Summary: As believers we should learn to use our tongue for God's glory and not for the satisfaction of the flesh.
Intro: Words are extremely powerful and the instrument used to release them is powerful also, our tongue.
Are you using your words and tongue for God's glory or are you using them for your purpose?
In this message, let us see the tongue for what it is, a powerful instrument that should be used properly and how the tongue can be tamed and used to honor God.
1. See the Tongue's Tremendous Power (1-5).
A. A teacher or master should use caution, since each word spoken can shape a young life or destroy it. As James writes, to desire to be a teacher comes with great responsibility and the one desiring such an office should handle that position with extreme care knowing that an accounting will be required for what you have taught (1).
B. Although none of us can avoid offending others or even saying things that hurt the feelings of others, yet to avoid using our words as weapons requires a tongue that is tamed. We cannot tame the tongue, but God can (2).
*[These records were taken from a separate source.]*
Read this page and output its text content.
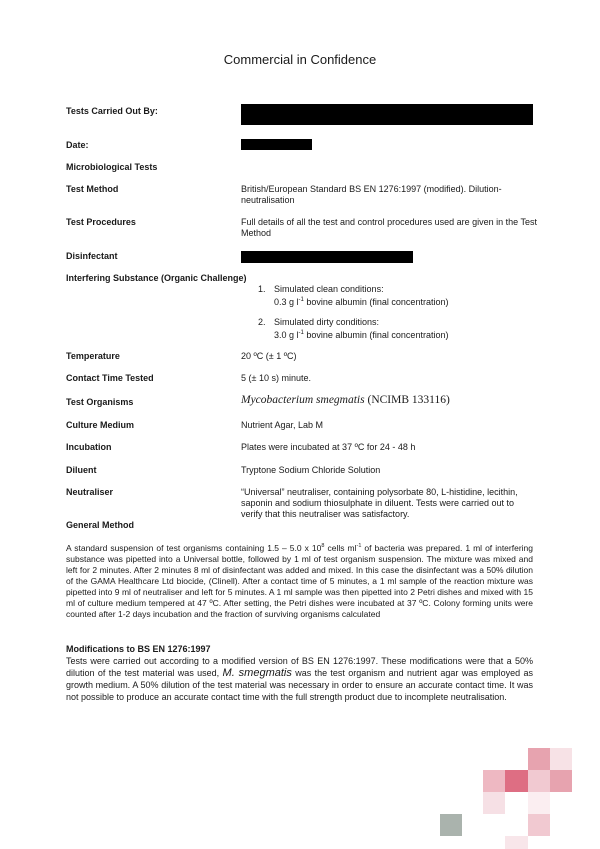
Commercial in Confidence
Tests Carried Out By:
Date:
Microbiological Tests
Test Method	British/European Standard BS EN 1276:1997 (modified). Dilution-neutralisation
Test Procedures	Full details of all the test and control procedures used are given in the Test Method
Disinfectant
Interfering Substance (Organic Challenge)
1. Simulated clean conditions:
0.3 g $l^{-1}$ bovine albumin (final concentration)
2. Simulated dirty conditions:
3.0 g $l^{-1}$ bovine albumin (final concentration)
Temperature	20 ºC (± 1 ºC)
Contact Time Tested	5 (± 10 s) minute.
Test Organisms	Mycobacterium smegmatis (NCIMB 133116)
Culture Medium	Nutrient Agar, Lab M
Incubation	Plates were incubated at 37 ºC for 24 - 48 h
Diluent	Tryptone Sodium Chloride Solution
Neutraliser	“Universal” neutraliser, containing polysorbate 80, L-histidine, lecithin, saponin and sodium thiosulphate in diluent. Tests were carried out to verify that this neutraliser was satisfactory.
General Method
A standard suspension of test organisms containing 1.5 – 5.0 x $10^8$ cells $ml^{-1}$ of bacteria was prepared. 1 ml of interfering substance was pipetted into a Universal bottle, followed by 1 ml of test organism suspension. The mixture was mixed and left for 2 minutes. After 2 minutes 8 ml of disinfectant was added and mixed. In this case the disinfectant was a 50% dilution of the GAMA Healthcare Ltd biocide, (Clinell). After a contact time of 5 minutes, a 1 ml sample of the reaction mixture was pipetted into 9 ml of neutraliser and left for 5 minutes. A 1 ml sample was then pipetted into 2 Petri dishes and mixed with 15 ml of culture medium tempered at 47 ºC. After setting, the Petri dishes were incubated at 37 ºC. Colony forming units were counted after 1-2 days incubation and the fraction of surviving organisms calculated
Modifications to BS EN 1276:1997
Tests were carried out according to a modified version of BS EN 1276:1997. These modifications were that a 50% dilution of the test material was used, M. smegmatis was the test organism and nutrient agar was employed as growth medium. A 50% dilution of the test material was necessary in order to ensure an accurate contact time. It was not possible to produce an accurate contact time with the full strength product due to incomplete neutralisation.
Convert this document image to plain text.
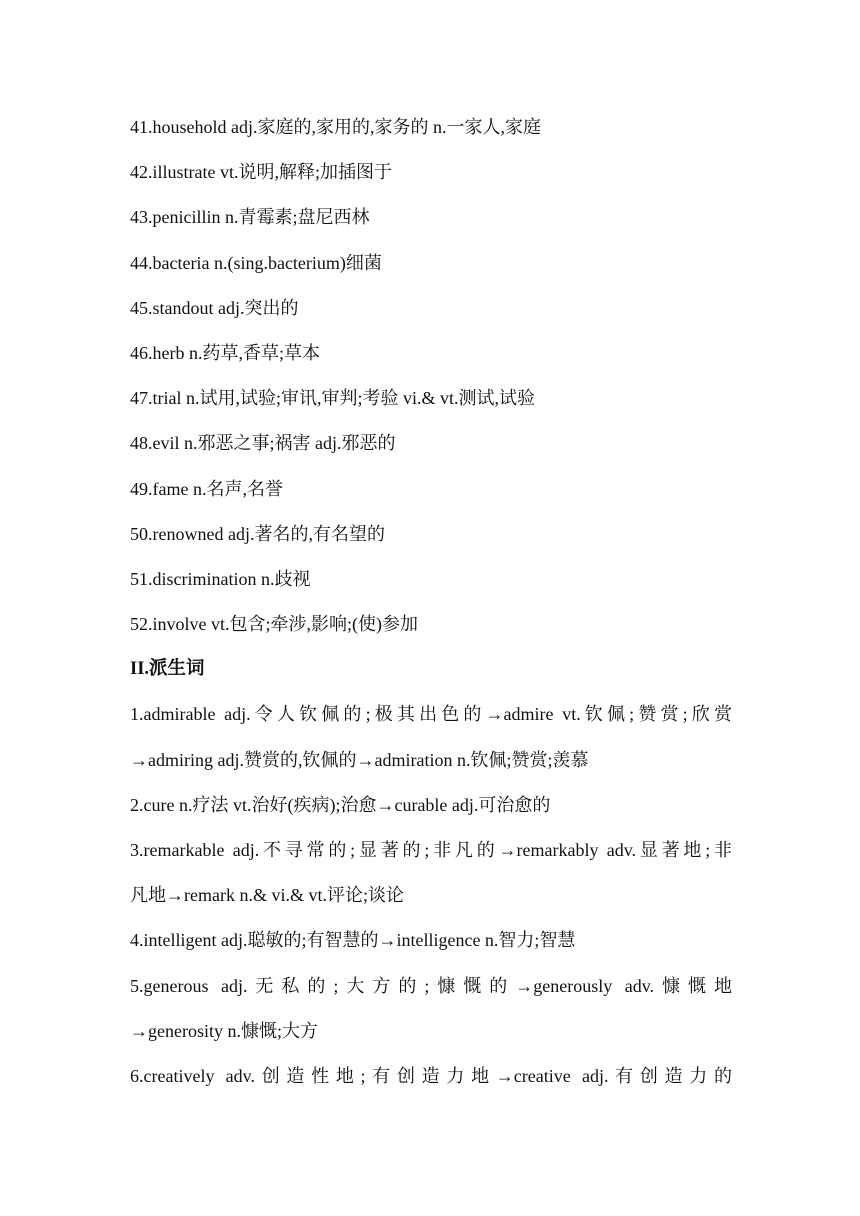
41.household adj.家庭的,家用的,家务的 n.一家人,家庭
42.illustrate vt.说明,解释;加插图于
43.penicillin n.青霉素;盘尼西林
44.bacteria n.(sing.bacterium)细菌
45.standout adj.突出的
46.herb n.药草,香草;草本
47.trial n.试用,试验;审讯,审判;考验 vi.& vt.测试,试验
48.evil n.邪恶之事;祸害 adj.邪恶的
49.fame n.名声,名誉
50.renowned adj.著名的,有名望的
51.discrimination n.歧视
52.involve vt.包含;牵涉,影响;(使)参加
II.派生词
1.admirable adj.令人钦佩的;极其出色的→admire vt.钦佩;赞赏;欣赏
→admiring adj.赞赏的,钦佩的→admiration n.钦佩;赞赏;羡慕
2.cure n.疗法 vt.治好(疾病);治愈→curable adj.可治愈的
3.remarkable adj.不寻常的;显著的;非凡的→remarkably adv.显著地;非
凡地→remark n.& vi.& vt.评论;谈论
4.intelligent adj.聪敏的;有智慧的→intelligence n.智力;智慧
5.generous adj.无私的;大方的;慷慨的→generously adv.慷慨地
→generosity n.慷慨;大方
6.creatively adv.创造性地;有创造力地→creative adj.有创造力的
C. James wants us all to understand just how powerful the tongue can be among the members of our bodies, so he gives us 3 illustrations:
First, a bit is small in comparison to the body size of a horse, but the rider can turn the horses body with just a small tug at the reigns (3).
Second, the rudder of a ship is small in comparison to the overall body length of a ship, but the captain can turn the ship from one direction to the other by turning the wheel, which moves the rudder (4).
Third, a match is a small thing, but when cast into dry branches it can cause a bonfire which can destroy acres of land (5).
2. See the Damage Caused by the Untamed Tongue (6-8).
A. Although the tongue is a small member of our body, yet it can mold our character into one that other's would desire to follow, or it can hurt our testimony and make us appear hypocritical to our Christian walk. James shares that the tongue can defile or discredit our entire body, it can even destroy the character that we have taken so long to build or our course of nature or lifestyle, and can even remand someone forever to hell as the person denies Jesus Christ as Lord and Savior of their life. Notice Jesus also defined for us what can bring defilement to a man. In Matthew 15:11, Jesus said it what not what went into a man's mouth, but what comes out. (6).
B. What evil can be wrought by an untamed tongue is in view by James in our text. Notice that James reminds us that all kinds of animals have been tamed by mankind, but the tongue, no man is naturally capable of taming it. The tongue is out of control or unruly, and since man can use his tongue to lie or deceive, it is actually full of deadly poison. Paul used this same understanding in Romans 3:13-14, when he says "Their throat is an open sepulchre; with their tongues they have used deceit; the poison of asps is under their lips: Whose mouth is full of cursing and bitterness." On account of man using his tongue in a way that God cannot condone, God declares the sinfulness of mankind in Romans 3:23, as Paul wrote, "For all have sinned, and come short of the glory of God." The untamed tongue, as you can see, can cause damage to your life, testimony and eternal destiny (7-8).
3. See the Joy Wrought through a God Tamed Tongue. (9-10).
A. Although we have seen the damage caused by an untamed tongue, yet now we find out that our tongue can be used constructively and not destructively. The same tongue that once was used for deceit, can be used to praise God. As James says, we can praise God and curse men, yet man being made after the image of God, should now be seen as a vessel well-deserving of encouragement. Therefore the tongue should be used to uplift, to edify others, rather than tearing them down or criticizing them (9).
B. To bring it all together, James concludes that out of the same mouth comes blessing and cursing, but this is not what God intended. As the chapter continues, which is not part of our original text, James uses three more illustrations to make his point. First, a fountain either brings forth good or undrinkable water, not both (11). Second, fruit-bearing plants, such as a fig tree cannot bear both figs and berries or a berry vine bring forth figs and berries. Thirdly, a fountain cannot bring forth both fresh and salt water (12). If we want to be seen as a person of God, we must allow God to tame our tongue and use our words for His glory (10).